Saturday, 9 June 2012

A day of highways

On the road at 7.00 am this morning because Gail read her watch upside down and thought it was later than it really was. So we beat all the traffic out of town.
Today was all on highways that ranged from 2 lanes each way to 4 each way. Not a lot of traffic apart from round the city of Eskisehir.  Not far out of Eskisehir we passed what looked like a nomad camp with tents similar to the nomad tents we saw in Iran last year and their flocks and dogs. Not a lot further, on the rolling tundra-like plains became heavily cultivated with what looked like wheat, beans and possibly oats. We could see tractors working the land like isolated ants in the distance but there was no evidence of houses or villages so where the people come from to till those thousands of acres is a mystery. That landscape went on until we reached the outskirts of Ankara, which we bypassed, and then it resumed again but this time with villages and small towns visible set back from the highway.

As you can see the quality of the road is very good so we were able to keep up a good speed. Most of the traffic travels well below the speed limit, probably because of the high cost of petrol at about $2.20 a litre which is a lot of money here, so we spent a lot our time in the overtaking lane. I had a ball but it was boring for Gail on the back.

A major surprise was Lake Tuz which we had noted on the map but until it came into view we hadn’t realised it is a salt lake and a bit of a tourist attraction.

We lunched at a salt-side restaurant and walked down to the lake to crunch around a bit on the salt which probably didn’t do our motorcycling boots a lot of good. There was shop there selling all sorts of salt based “health products” at inflated prices.

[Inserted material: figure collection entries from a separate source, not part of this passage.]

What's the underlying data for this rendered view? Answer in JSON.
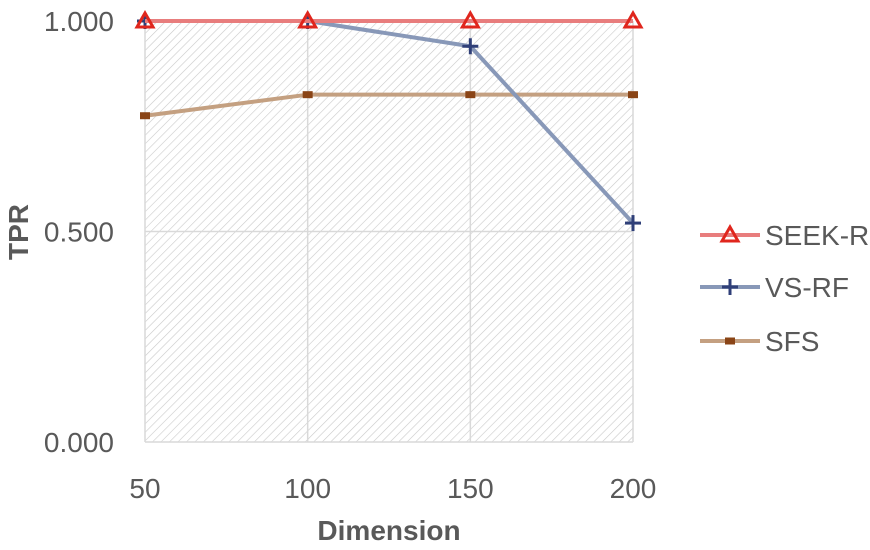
{
  "chart_data": {
    "type": "line",
    "title": "",
    "xlabel": "Dimension",
    "ylabel": "TPR",
    "x": [
      50,
      100,
      150,
      200
    ],
    "x_tick_labels": [
      "50",
      "100",
      "150",
      "200"
    ],
    "ylim": [
      0,
      1
    ],
    "y_ticks": [
      0,
      0.5,
      1
    ],
    "y_tick_labels": [
      "0.000",
      "0.500",
      "1.000"
    ],
    "grid": true,
    "legend_position": "right",
    "series": [
      {
        "name": "SEEK-RF",
        "values": [
          1.0,
          1.0,
          1.0,
          1.0
        ],
        "color": "#e87d7d",
        "marker": "triangle",
        "marker_color": "#e0261d"
      },
      {
        "name": "VS-RF",
        "values": [
          1.0,
          1.0,
          0.94,
          0.52
        ],
        "color": "#8898b8",
        "marker": "plus",
        "marker_color": "#2f3f78"
      },
      {
        "name": "SFS",
        "values": [
          0.775,
          0.825,
          0.825,
          0.825
        ],
        "color": "#c4a081",
        "marker": "square",
        "marker_color": "#8a4416"
      }
    ]
  }
}
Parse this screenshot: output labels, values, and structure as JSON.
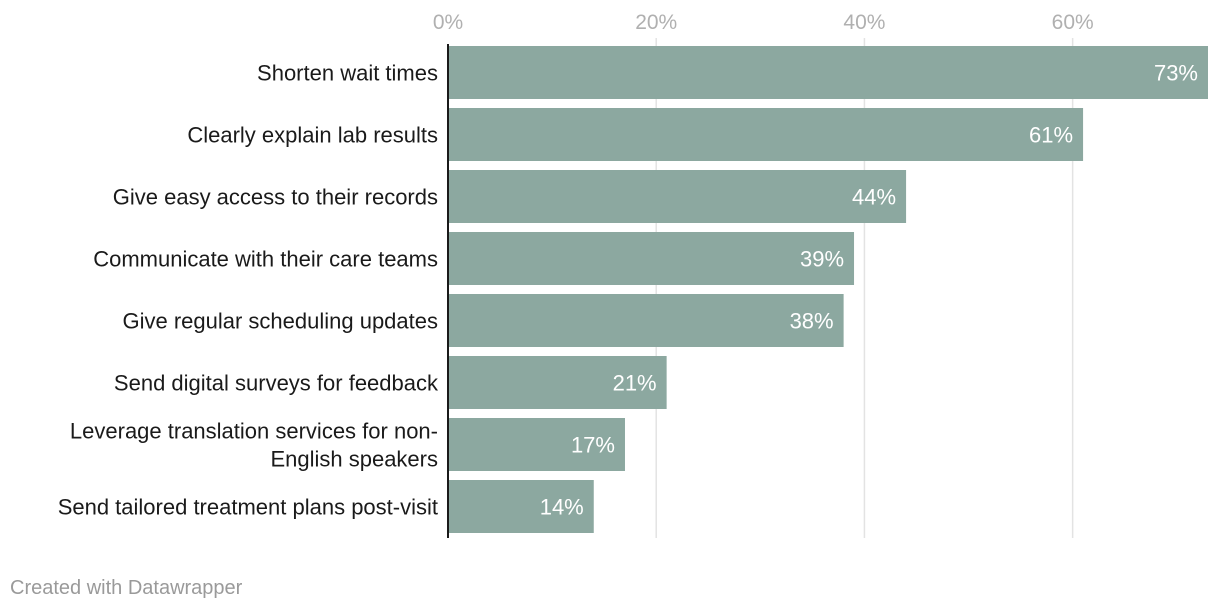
{
  "chart_data": {
    "type": "bar",
    "orientation": "horizontal",
    "title": "",
    "xlabel": "",
    "ylabel": "",
    "categories": [
      "Shorten wait times",
      "Clearly explain lab results",
      "Give easy access to their records",
      "Communicate with their care teams",
      "Give regular scheduling updates",
      "Send digital surveys for feedback",
      "Leverage translation services for non-English speakers",
      "Send tailored treatment plans post-visit"
    ],
    "category_lines": [
      [
        "Shorten wait times"
      ],
      [
        "Clearly explain lab results"
      ],
      [
        "Give easy access to their records"
      ],
      [
        "Communicate with their care teams"
      ],
      [
        "Give regular scheduling updates"
      ],
      [
        "Send digital surveys for feedback"
      ],
      [
        "Leverage translation services for non-",
        "English speakers"
      ],
      [
        "Send tailored treatment plans post-visit"
      ]
    ],
    "values": [
      73,
      61,
      44,
      39,
      38,
      21,
      17,
      14
    ],
    "value_labels": [
      "73%",
      "61%",
      "44%",
      "39%",
      "38%",
      "21%",
      "17%",
      "14%"
    ],
    "xlim": [
      0,
      73
    ],
    "ticks": [
      0,
      20,
      40,
      60
    ],
    "tick_labels": [
      "0%",
      "20%",
      "40%",
      "60%"
    ],
    "grid": true,
    "bar_color": "#8ca8a0"
  },
  "footer": {
    "credit": "Created with Datawrapper"
  }
}
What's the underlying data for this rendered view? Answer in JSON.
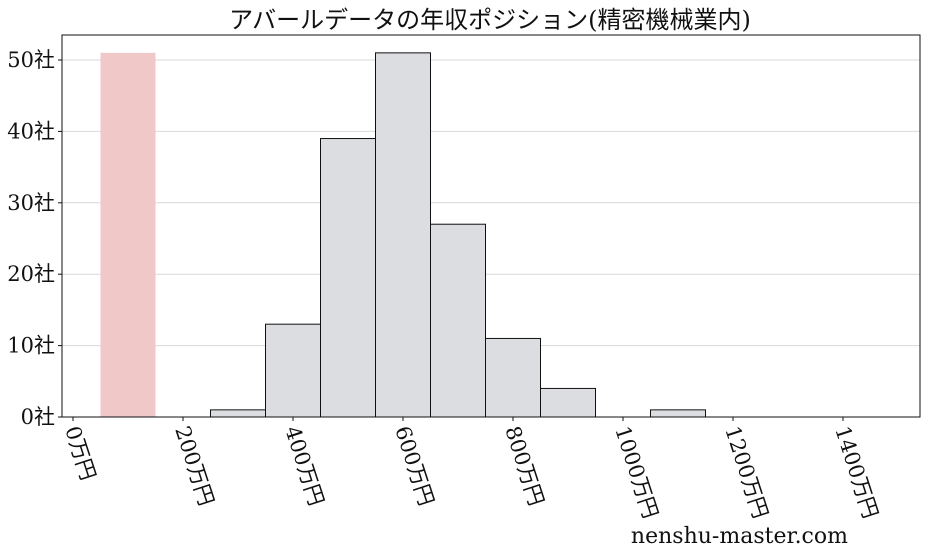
{
  "chart_data": {
    "type": "bar",
    "title": "アバールデータの年収ポジション(精密機械業内)",
    "xlabel": "",
    "ylabel": "",
    "xlim": [
      -20,
      1540
    ],
    "ylim": [
      0,
      53.5
    ],
    "bin_width": 100,
    "bins": [
      {
        "start": 50,
        "value": 51,
        "highlight": true
      },
      {
        "start": 250,
        "value": 1
      },
      {
        "start": 350,
        "value": 13
      },
      {
        "start": 450,
        "value": 39
      },
      {
        "start": 550,
        "value": 51
      },
      {
        "start": 650,
        "value": 27
      },
      {
        "start": 750,
        "value": 11
      },
      {
        "start": 850,
        "value": 4
      },
      {
        "start": 1050,
        "value": 1
      }
    ],
    "x_ticks": [
      {
        "value": 0,
        "label": "0万円"
      },
      {
        "value": 200,
        "label": "200万円"
      },
      {
        "value": 400,
        "label": "400万円"
      },
      {
        "value": 600,
        "label": "600万円"
      },
      {
        "value": 800,
        "label": "800万円"
      },
      {
        "value": 1000,
        "label": "1000万円"
      },
      {
        "value": 1200,
        "label": "1200万円"
      },
      {
        "value": 1400,
        "label": "1400万円"
      }
    ],
    "y_ticks": [
      {
        "value": 0,
        "label": "0社"
      },
      {
        "value": 10,
        "label": "10社"
      },
      {
        "value": 20,
        "label": "20社"
      },
      {
        "value": 30,
        "label": "30社"
      },
      {
        "value": 40,
        "label": "40社"
      },
      {
        "value": 50,
        "label": "50社"
      }
    ],
    "grid": "horizontal",
    "colors": {
      "bar_fill": "#dcdde0",
      "bar_edge": "#111111",
      "highlight_fill": "#f0c8c8",
      "grid": "#d9d9d9"
    }
  },
  "watermark": "nenshu-master.com"
}
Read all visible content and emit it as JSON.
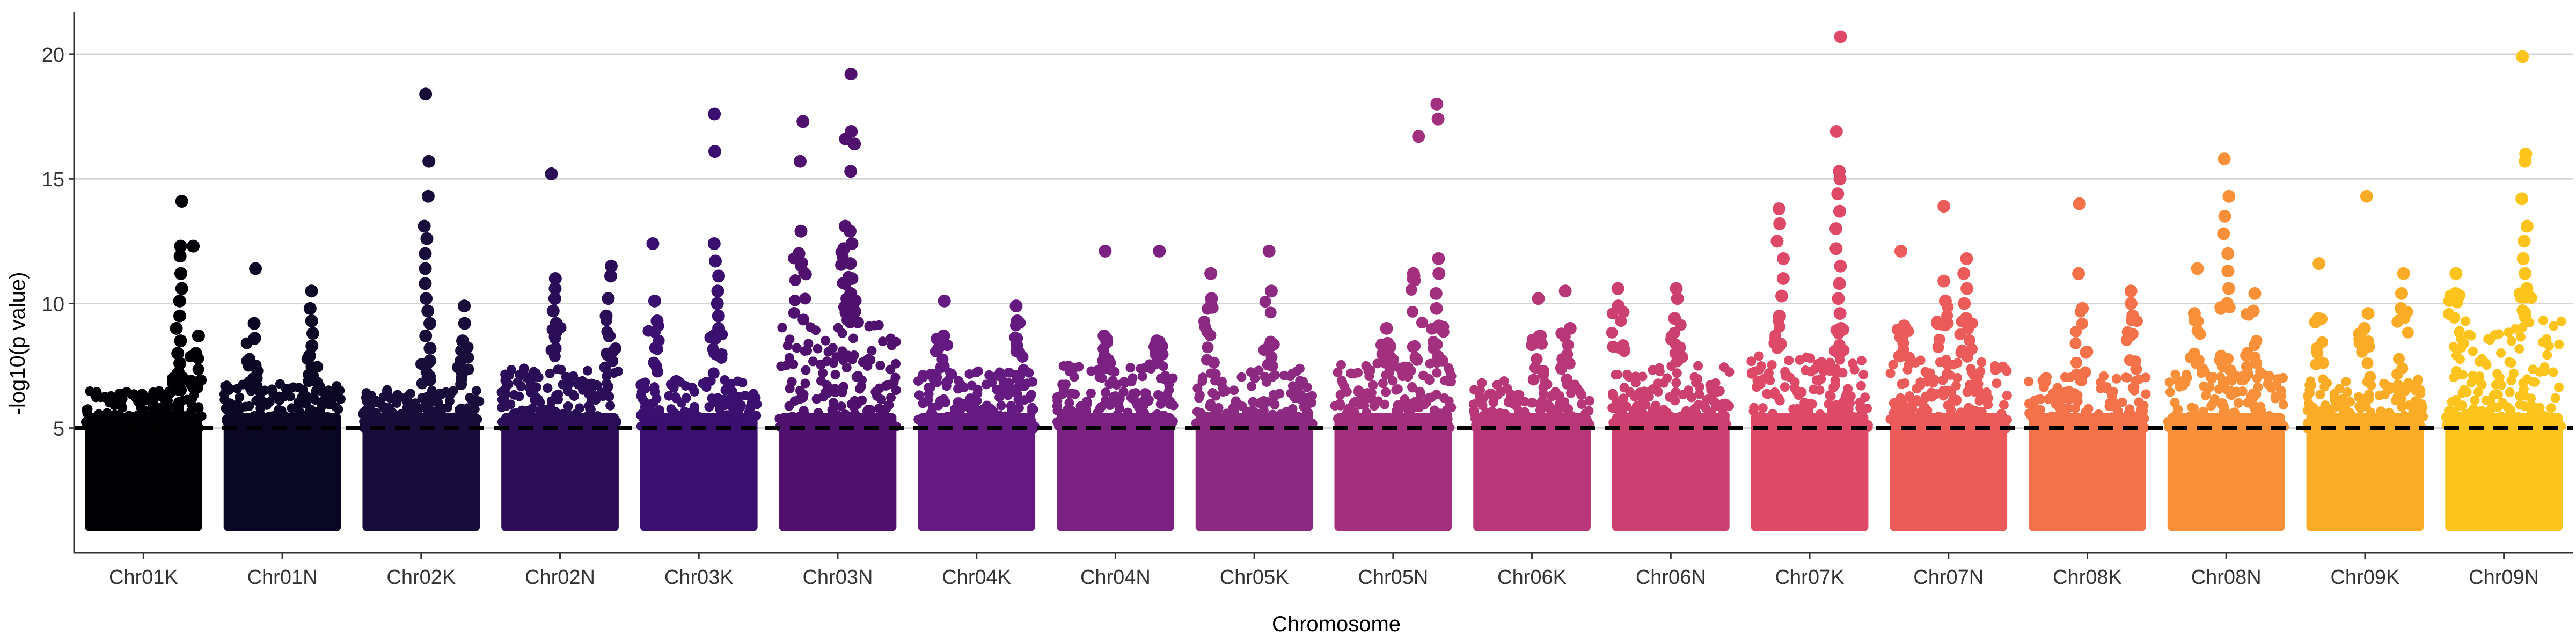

We diverted from the highway at Sereflikochisar and found what appears to be the only hotel in town, the Yildirum Hotel, where they wanted 175 lira a night with breakfast but we negotiated it down to 100 (about $56). Probably our best room yet but it ought to be considering last night cost us half that.
We’ve been in Turkey 3 days now and have seen only 2 other bikes over about 150cc. Our bike always attracts attention whenever we stop. A couple of times someone has pointed at the bike and asked if we are from Bulgaria. I think they are confusing the GB plate on the back with the BG plate that Bulgarian vehicles have. When people learn that we have ridden it from England they are incredulous particularly when they see our grey hair when we remove our helmets. One guy asked my age and commented either that the trip was very strange or that I am very strange, I couldn’t catch his English, but they are probably both true.